The pandemic brought “an influx of capacity, support and focus on health security”, said Hersey.

“We’ve seen substantial changes in the capacity for surveillance. Risk communication has improved dramatically as has health service provision and health emergency management,” she said.

“We need to keep this momentum and sustain the capacity that we have already built. Critical to this is the role of the national public health agencies, including national health institutes, CDCs and institutes that lead pandemic preparedness and response.”

Since 2017, 18 African countries have established national public health agencies or are in the process of doing so – including even one of the continent’s poorest countries.

New public-private collaborations

‘Saving Lives and Livelihoods’ is a collaboration between Africa CDC and the Mastercard Foundation to improve pandemic preparedness.

While money is always a challenge, several promising collaborations have emerged.

Earlier this year, Africa CDC and the WHO’s Africa (AFRO) and Eastern Mediterranean (EMRO) regions launched a Joint Emergency Preparedness and Response Action Plan (JEAP) to address emergency preparedness and response in Africa. 

JEAP outlines the responsibilities of each organisation – significant due to the past history of territorial disputes between Africa CDC and the two WHO Regional Offices that manage WHO operations in the sub-Saharan and north African regions of the continent respectively.  JEAP furthermore outlined six areas of collaboration, including assistance to countries with genomic sequencing, stockpiling of emergency supplies, and workforce readiness and deployment.

Meanwhile, the Mastercard Foundation announced at the conference that it was entering the second phase of its $1.4 billion collaboration with Africa CDC to better prepare countries for the next pandemic. Phase 2 of the joint ‘Saving Lives and Livelihoods’ collaboration will focus on completing the vaccination of healthcare workers and vulnerable groups, training community health workers, bolstering national public health institutions, laboratory capacities and local manufacturing of vaccines, therapeutics and diagnostics.

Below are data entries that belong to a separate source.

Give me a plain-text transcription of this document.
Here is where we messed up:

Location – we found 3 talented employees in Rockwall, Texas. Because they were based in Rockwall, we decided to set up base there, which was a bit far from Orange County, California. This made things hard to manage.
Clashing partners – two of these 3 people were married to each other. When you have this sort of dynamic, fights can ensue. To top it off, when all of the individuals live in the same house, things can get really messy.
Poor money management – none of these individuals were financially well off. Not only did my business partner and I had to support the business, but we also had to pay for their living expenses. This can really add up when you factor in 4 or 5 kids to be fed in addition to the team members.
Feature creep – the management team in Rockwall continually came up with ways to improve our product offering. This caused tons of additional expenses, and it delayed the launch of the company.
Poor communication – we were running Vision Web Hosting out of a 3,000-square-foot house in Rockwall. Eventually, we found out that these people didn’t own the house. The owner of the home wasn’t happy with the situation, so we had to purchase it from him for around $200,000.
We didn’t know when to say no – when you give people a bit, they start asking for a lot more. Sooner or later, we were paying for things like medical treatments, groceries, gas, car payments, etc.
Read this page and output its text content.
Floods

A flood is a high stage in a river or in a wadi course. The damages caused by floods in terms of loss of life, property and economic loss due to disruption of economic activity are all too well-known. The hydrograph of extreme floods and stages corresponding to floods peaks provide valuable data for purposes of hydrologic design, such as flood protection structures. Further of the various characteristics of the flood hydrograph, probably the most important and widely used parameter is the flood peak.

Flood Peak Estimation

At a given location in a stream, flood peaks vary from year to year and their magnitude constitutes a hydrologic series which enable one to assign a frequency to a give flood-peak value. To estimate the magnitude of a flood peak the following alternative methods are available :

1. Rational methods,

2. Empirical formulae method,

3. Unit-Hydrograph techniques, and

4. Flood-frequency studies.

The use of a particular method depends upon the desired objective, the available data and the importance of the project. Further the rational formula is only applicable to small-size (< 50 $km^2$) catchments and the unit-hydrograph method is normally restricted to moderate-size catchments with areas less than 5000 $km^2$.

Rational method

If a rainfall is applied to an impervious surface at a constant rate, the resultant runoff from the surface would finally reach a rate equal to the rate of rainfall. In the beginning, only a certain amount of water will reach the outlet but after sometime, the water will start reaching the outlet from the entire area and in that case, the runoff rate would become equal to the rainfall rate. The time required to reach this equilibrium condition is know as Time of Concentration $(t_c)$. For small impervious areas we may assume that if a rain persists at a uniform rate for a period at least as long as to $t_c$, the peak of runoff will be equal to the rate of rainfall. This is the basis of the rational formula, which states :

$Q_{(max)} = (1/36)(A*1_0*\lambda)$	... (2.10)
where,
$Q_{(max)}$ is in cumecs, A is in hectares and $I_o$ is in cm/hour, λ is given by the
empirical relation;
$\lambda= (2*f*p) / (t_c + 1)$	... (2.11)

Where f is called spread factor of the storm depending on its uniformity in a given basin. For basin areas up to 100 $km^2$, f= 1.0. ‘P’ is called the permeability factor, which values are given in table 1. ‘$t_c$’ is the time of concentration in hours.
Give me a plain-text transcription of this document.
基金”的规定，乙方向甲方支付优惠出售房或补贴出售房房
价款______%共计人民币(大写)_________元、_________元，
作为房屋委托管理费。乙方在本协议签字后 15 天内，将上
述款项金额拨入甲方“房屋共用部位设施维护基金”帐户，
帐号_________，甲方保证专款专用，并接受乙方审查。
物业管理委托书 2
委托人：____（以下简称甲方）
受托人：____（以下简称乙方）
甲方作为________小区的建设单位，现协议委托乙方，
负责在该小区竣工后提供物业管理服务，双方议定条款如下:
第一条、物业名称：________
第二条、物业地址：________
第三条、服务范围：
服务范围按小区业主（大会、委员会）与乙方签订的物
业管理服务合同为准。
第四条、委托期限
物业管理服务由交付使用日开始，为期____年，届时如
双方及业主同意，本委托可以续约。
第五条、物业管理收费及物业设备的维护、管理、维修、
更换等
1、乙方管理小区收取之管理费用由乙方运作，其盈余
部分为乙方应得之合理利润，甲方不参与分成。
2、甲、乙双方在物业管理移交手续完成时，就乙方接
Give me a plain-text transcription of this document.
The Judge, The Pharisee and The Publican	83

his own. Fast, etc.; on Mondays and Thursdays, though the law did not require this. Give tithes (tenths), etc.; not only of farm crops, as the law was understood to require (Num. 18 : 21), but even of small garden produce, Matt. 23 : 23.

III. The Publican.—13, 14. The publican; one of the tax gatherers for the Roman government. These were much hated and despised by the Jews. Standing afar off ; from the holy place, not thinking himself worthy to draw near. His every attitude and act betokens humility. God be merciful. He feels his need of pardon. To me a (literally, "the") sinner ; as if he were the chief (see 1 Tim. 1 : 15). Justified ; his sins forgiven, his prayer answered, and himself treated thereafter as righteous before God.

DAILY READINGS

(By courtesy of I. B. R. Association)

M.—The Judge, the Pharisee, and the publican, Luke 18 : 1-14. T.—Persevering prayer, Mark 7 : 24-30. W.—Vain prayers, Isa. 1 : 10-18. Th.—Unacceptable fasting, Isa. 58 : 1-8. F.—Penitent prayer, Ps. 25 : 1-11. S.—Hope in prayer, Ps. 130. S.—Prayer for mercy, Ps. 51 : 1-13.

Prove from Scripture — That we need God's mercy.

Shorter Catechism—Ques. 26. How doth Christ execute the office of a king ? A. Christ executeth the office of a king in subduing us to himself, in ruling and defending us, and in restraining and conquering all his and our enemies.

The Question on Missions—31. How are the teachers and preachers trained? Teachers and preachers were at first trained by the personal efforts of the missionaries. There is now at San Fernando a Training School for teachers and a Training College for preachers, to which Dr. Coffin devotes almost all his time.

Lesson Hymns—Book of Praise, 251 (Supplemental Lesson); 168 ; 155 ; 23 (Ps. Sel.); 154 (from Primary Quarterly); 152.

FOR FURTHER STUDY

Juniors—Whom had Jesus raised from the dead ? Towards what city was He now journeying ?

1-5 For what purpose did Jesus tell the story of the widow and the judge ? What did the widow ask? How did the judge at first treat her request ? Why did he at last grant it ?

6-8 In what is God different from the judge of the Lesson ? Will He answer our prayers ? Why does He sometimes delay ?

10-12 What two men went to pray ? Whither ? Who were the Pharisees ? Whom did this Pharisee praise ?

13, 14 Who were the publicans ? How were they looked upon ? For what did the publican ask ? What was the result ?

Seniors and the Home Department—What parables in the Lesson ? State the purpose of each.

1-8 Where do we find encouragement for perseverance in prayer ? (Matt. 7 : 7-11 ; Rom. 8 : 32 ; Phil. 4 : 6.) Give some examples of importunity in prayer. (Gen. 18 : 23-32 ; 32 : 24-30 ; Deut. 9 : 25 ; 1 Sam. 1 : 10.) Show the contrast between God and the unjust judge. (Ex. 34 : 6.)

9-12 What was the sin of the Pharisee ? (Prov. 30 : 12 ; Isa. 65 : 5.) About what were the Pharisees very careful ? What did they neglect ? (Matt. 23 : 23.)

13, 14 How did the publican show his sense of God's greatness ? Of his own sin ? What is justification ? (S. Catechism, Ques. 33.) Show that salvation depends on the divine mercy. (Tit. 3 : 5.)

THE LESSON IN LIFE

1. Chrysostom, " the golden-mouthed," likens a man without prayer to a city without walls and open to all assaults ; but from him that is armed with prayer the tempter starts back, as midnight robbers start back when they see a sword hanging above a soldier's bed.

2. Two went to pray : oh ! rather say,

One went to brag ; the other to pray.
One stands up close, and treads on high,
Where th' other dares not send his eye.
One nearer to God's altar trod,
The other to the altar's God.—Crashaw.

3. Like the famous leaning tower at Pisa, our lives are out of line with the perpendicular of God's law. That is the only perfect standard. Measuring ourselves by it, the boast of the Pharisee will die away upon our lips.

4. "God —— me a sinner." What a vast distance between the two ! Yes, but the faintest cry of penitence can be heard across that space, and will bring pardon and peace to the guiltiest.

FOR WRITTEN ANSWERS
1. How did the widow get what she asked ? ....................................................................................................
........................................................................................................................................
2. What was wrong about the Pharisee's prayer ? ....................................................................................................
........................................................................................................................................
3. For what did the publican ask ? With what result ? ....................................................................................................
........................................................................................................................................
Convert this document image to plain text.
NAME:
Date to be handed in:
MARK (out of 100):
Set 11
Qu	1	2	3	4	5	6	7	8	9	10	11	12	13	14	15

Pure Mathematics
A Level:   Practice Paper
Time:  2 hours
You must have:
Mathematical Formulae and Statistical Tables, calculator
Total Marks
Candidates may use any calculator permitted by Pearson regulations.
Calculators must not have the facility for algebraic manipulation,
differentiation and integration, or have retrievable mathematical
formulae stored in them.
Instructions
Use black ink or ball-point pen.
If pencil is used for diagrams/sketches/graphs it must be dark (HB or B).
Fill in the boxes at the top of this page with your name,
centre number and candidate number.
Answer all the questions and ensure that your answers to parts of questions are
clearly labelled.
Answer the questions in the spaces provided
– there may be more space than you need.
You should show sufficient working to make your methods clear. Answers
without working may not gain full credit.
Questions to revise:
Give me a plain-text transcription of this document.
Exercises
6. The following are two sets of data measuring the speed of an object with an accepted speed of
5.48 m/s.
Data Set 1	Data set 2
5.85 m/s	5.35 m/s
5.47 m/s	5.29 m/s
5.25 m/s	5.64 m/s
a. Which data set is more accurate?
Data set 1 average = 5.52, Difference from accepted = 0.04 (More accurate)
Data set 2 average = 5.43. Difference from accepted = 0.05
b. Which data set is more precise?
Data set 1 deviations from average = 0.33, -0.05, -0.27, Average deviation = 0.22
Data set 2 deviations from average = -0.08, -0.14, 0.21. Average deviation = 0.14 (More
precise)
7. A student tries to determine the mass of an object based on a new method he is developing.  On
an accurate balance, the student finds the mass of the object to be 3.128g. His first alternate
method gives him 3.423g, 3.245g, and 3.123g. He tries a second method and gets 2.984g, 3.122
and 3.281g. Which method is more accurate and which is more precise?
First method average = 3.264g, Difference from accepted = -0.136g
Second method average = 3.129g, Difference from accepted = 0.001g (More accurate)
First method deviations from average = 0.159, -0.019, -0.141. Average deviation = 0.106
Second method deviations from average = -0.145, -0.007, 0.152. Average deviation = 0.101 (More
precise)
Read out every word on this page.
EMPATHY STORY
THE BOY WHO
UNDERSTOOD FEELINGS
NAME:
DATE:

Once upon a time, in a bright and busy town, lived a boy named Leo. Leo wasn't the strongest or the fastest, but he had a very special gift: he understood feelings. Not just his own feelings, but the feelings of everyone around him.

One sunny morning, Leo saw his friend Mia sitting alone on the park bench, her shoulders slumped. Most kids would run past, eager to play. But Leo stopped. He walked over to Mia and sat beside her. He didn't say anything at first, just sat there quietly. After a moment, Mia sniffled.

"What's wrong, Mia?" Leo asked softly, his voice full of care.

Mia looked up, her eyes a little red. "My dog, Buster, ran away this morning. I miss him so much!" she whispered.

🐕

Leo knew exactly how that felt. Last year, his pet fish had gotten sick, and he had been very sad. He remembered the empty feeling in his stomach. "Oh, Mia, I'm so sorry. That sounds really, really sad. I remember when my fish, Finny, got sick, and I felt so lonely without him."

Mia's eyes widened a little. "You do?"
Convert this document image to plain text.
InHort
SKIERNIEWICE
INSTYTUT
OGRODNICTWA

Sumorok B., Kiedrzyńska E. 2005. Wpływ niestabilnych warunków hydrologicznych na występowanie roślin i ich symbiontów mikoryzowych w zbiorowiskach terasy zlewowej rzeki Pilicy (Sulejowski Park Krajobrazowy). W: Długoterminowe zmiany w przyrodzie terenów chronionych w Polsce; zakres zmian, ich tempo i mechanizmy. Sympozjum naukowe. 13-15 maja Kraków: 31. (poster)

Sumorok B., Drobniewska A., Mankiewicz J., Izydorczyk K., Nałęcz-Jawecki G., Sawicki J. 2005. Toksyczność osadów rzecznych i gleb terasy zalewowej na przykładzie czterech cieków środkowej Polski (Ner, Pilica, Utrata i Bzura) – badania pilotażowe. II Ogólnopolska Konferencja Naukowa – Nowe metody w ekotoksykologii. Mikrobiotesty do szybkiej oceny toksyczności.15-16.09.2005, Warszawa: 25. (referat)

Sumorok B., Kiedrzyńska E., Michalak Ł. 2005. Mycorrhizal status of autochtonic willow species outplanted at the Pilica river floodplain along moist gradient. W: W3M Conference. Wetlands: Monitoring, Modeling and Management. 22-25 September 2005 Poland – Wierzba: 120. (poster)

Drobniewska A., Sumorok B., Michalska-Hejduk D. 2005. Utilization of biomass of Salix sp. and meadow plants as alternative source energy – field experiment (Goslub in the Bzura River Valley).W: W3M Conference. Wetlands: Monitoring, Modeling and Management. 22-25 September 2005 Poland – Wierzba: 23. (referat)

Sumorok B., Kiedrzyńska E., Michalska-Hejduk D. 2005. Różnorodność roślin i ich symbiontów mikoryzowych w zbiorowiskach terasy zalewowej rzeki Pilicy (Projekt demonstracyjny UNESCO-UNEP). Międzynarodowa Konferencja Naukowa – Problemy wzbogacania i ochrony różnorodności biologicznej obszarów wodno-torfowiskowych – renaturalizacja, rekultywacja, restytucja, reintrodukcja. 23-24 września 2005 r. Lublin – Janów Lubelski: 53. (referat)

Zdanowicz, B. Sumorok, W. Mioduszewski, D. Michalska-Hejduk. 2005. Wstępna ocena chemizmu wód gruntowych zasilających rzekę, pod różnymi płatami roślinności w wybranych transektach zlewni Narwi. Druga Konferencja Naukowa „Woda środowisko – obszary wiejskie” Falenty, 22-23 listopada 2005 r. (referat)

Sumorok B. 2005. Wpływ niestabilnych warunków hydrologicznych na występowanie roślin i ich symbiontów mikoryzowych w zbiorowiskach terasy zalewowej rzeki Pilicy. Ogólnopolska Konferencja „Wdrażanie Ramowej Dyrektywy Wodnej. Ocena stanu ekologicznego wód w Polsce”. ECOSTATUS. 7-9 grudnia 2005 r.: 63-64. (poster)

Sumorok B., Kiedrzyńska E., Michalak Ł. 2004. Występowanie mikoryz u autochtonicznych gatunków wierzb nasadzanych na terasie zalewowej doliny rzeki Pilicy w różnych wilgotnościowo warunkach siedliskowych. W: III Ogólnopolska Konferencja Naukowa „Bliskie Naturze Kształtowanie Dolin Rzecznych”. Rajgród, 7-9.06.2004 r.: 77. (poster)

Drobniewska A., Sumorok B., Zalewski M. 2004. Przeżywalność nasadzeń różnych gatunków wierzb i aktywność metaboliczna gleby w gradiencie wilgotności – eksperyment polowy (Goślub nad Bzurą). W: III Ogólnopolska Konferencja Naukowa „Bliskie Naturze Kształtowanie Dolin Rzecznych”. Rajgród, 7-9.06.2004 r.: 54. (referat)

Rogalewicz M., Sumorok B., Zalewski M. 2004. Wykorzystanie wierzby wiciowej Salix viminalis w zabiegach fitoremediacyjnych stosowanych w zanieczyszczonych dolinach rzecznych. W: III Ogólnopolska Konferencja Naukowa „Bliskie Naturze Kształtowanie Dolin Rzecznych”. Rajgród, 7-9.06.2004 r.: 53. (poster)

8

Earlier this month, Africa CDC also announced that had set up a continental structure to train and integrate two million community health workers into national health systems.

In 2022, the African Union (AU) resolved to set up an Africa Epidemics Fund, and this is expected to be launched in February 2024, according to Devex. South Africa’s President Cyril Ramaphosa is the continent’s pandemic envoy and is expected to spearhead the fundraising for this.

The US government is also supporting continental pandemic preparedness efforts.

Partnership for African Vaccine Manufacturing ramps up ambition

Meanwhile, the Partnership for African Vaccine Manufacturing (PAVM) is driving the continent’s lofty ambition to rapidly ramp up vaccine, medicines and diagnostic production. At the start of the conference, Kaseya described the African Union’s ambition to produce 60% of the vaccines that it needs on the continent by 2040 as “the second independence” for the continent.

“Many African countries got their independence [from colonisers] in the 1960s, but we saw in COVID that we are not independent,” Kaseya told a media briefing at the start of CPHIA. “Other continents locked their doors and we were left beyond.”

The glaring inequity that emerged during the pandemic has galvanised the African health sector and donors, while the current WHO negotiations for a pandemic treaty are keenly focused on equity measures.

At the close of the conference co-chair Professor Margaret Gyapong stated: “Collective leadership is critical to fight the next health crisis. Listen, trust each other, and work together. We have the tools and we must use them now. And yes, invest in women.”